The Island also currently has 178 ventilators: 86 designed for adult critical care, 70 “everyday” ventilators used in hospital operating rooms during surgeries and 22 transport ventilators to help move patients from place to place, via ambulance, for example.

Based on modelling, the worst-case Northern Italy-style scenario for Island Health suggests that on the peak day of the epidemic, there could be about 60 critical-care COVID-19 patients and an additional 25 non-COVID-19 patients in the ICU, Williams said.

If 60 to 80 per cent of patients who end up in intensive care usually require mechanical ventilation, 67 patients would require ventilation in a worst-case scenario, “so we are probably really well-positioned,” he said.

“We could manage that whole group on the critical-care ventilators we have, but we could double that capacity to 178 if we really had to, using the other machines.”

On any given day, Royal Jubilee has about 21 critical-care ventilators and Nanaimo General would have 18, “and we can move them around,” said Williams. There are 681 adult critical-care ventilators in B.C., according to Dix.

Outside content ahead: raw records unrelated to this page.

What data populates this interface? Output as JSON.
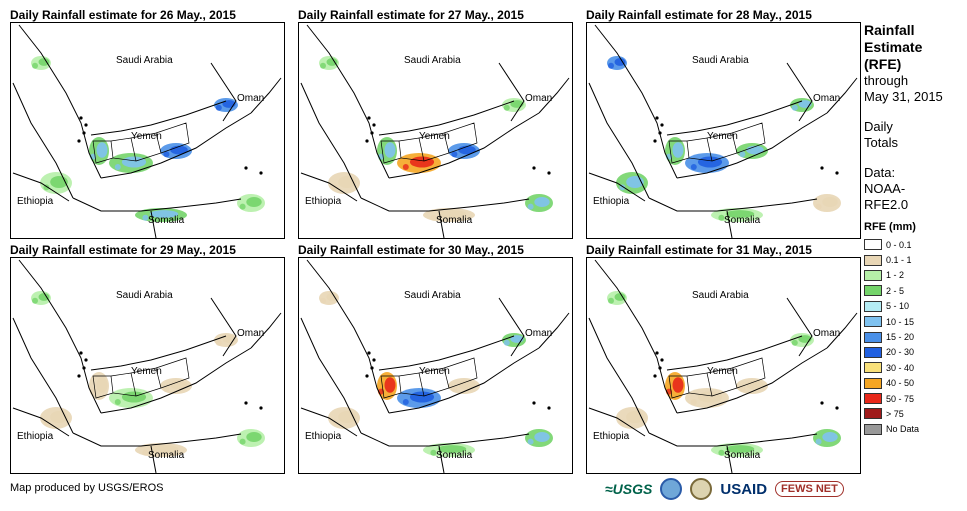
{
  "panels": [
    {
      "title": "Daily Rainfall estimate for 26 May., 2015",
      "rain": [
        "l",
        "l",
        "m",
        "m",
        "h",
        "m",
        "l",
        "h"
      ]
    },
    {
      "title": "Daily Rainfall estimate for 27 May., 2015",
      "rain": [
        "t",
        "l",
        "m",
        "x",
        "h",
        "t",
        "m",
        "l"
      ]
    },
    {
      "title": "Daily Rainfall estimate for 28 May., 2015",
      "rain": [
        "m",
        "h",
        "m",
        "h",
        "m",
        "l",
        "t",
        "m"
      ]
    },
    {
      "title": "Daily Rainfall estimate for 29 May., 2015",
      "rain": [
        "t",
        "l",
        "t",
        "l",
        "t",
        "t",
        "l",
        "t"
      ]
    },
    {
      "title": "Daily Rainfall estimate for 30 May., 2015",
      "rain": [
        "t",
        "t",
        "x",
        "h",
        "t",
        "l",
        "m",
        "m"
      ]
    },
    {
      "title": "Daily Rainfall estimate for 31 May., 2015",
      "rain": [
        "t",
        "l",
        "x",
        "t",
        "t",
        "l",
        "m",
        "l"
      ]
    }
  ],
  "countries": {
    "saudi": "Saudi Arabia",
    "oman": "Oman",
    "yemen": "Yemen",
    "ethiopia": "Ethiopia",
    "somalia": "Somalia"
  },
  "legend": {
    "title_line1": "Rainfall",
    "title_line2": "Estimate",
    "title_line3": "(RFE)",
    "through": "through",
    "date": "May 31, 2015",
    "daily": "Daily",
    "totals": "Totals",
    "data_label": "Data:",
    "data_source1": "NOAA-",
    "data_source2": "RFE2.0",
    "units": "RFE (mm)",
    "bins": [
      {
        "label": "0 - 0.1",
        "color": "#ffffff"
      },
      {
        "label": "0.1 - 1",
        "color": "#e8d6b5"
      },
      {
        "label": "1 - 2",
        "color": "#b6f0a8"
      },
      {
        "label": "2 - 5",
        "color": "#74d46a"
      },
      {
        "label": "5 - 10",
        "color": "#b4ecf4"
      },
      {
        "label": "10 - 15",
        "color": "#7fc2f0"
      },
      {
        "label": "15 - 20",
        "color": "#4a90e8"
      },
      {
        "label": "20 - 30",
        "color": "#1f5fe0"
      },
      {
        "label": "30 - 40",
        "color": "#f8e07a"
      },
      {
        "label": "40 - 50",
        "color": "#f5a623"
      },
      {
        "label": "50 - 75",
        "color": "#e8281a"
      },
      {
        "label": "> 75",
        "color": "#a01b1b"
      },
      {
        "label": "No Data",
        "color": "#999999"
      }
    ]
  },
  "credit": "Map produced by USGS/EROS",
  "logos": {
    "usgs": "≈USGS",
    "usaid": "USAID",
    "fews": "FEWS NET"
  }
}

Together, Royal Jubilee and Nanaimo General can accommodate about 40 critical-care patients. (On Friday, there were two COVID-19 patients in critical care within Island Health.)

In a worst-case scenario, if Royal Jubilee and Nanaimo General were overwhelmed by critical-care patients in this current wave of the pandemic or a second wave in the fall, Victoria General Hospital, the Island’s trauma centre, would take the overflow, then North Island Comox Valley hospital.

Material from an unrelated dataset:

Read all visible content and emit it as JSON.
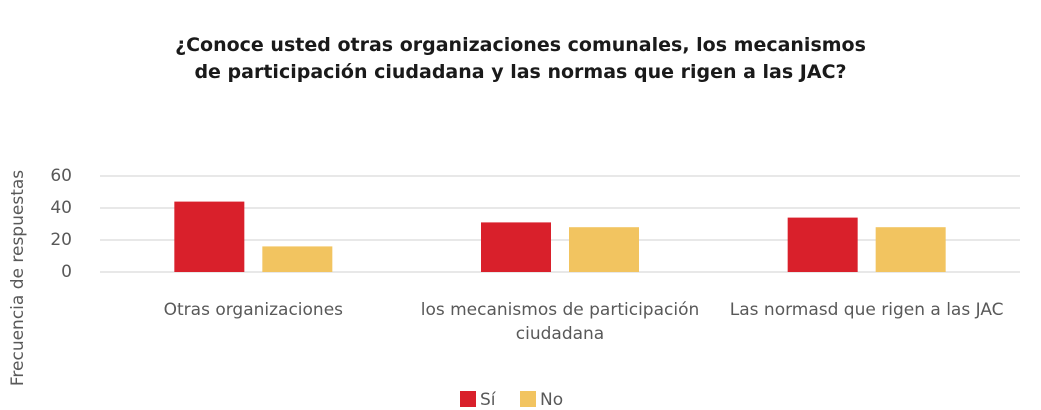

After that, hospitals in Campbell River and Duncan would be utilized. “We are very lucky and grateful that we don’t have that level of disease, but we’re still ready,” said Williams.

Worst-case scenario planning also includes The Summit, the recently completed long-term care home at 955 Hillside Ave. near Blanshard Street in Victoria. The 320-bed new facility was awaiting residents from Oak Bay Lodge and Mount Tolmie long- term care when that move was put on hold.

Now The Summit is being considered as a kind of field hospital, much like how the Vancouver Convention Centre is serving as an emergency operations treatment centre.

The idea is that people who do not have homes who test positive for COVID-19 could be accommodated safely in the single-bed rooms on the Summit’s first floor. Long-term care and assisted-living patients with the virus who opt not to have further life-saving interventions could be accommodated on the second floor, and those in acute-care hospital beds awaiting placement in other facilities could be moved onto the remaining floors.

“It’s complex, but that’s what we are getting it ready for,” said Williams. “All this preparation we’ve done, we don’t even know if we’ll need it.”

Every single hospital site on the Island is prepared and ready for COVID-19 patients, said Williams.

“Hopefully, people will keep physical distancing and keep us from needing it.”

On Friday, Henry said cases of COVID-19 in B.C. have plateaued and started to decline, and that the number of critical care cases has remained well below projections based on other hard-hit areas.

“We have had success in B.C. by being diligent and being thoughtful and working together and supporting each other to get through this, and we need to continue that,” she said. “This is not the end for us. It’s not even the beginning of the end. To quote Churchill, it is perhaps, maybe, the end of the beginning. But it is a thoughtful process that we need to continue for the coming weeks and months.”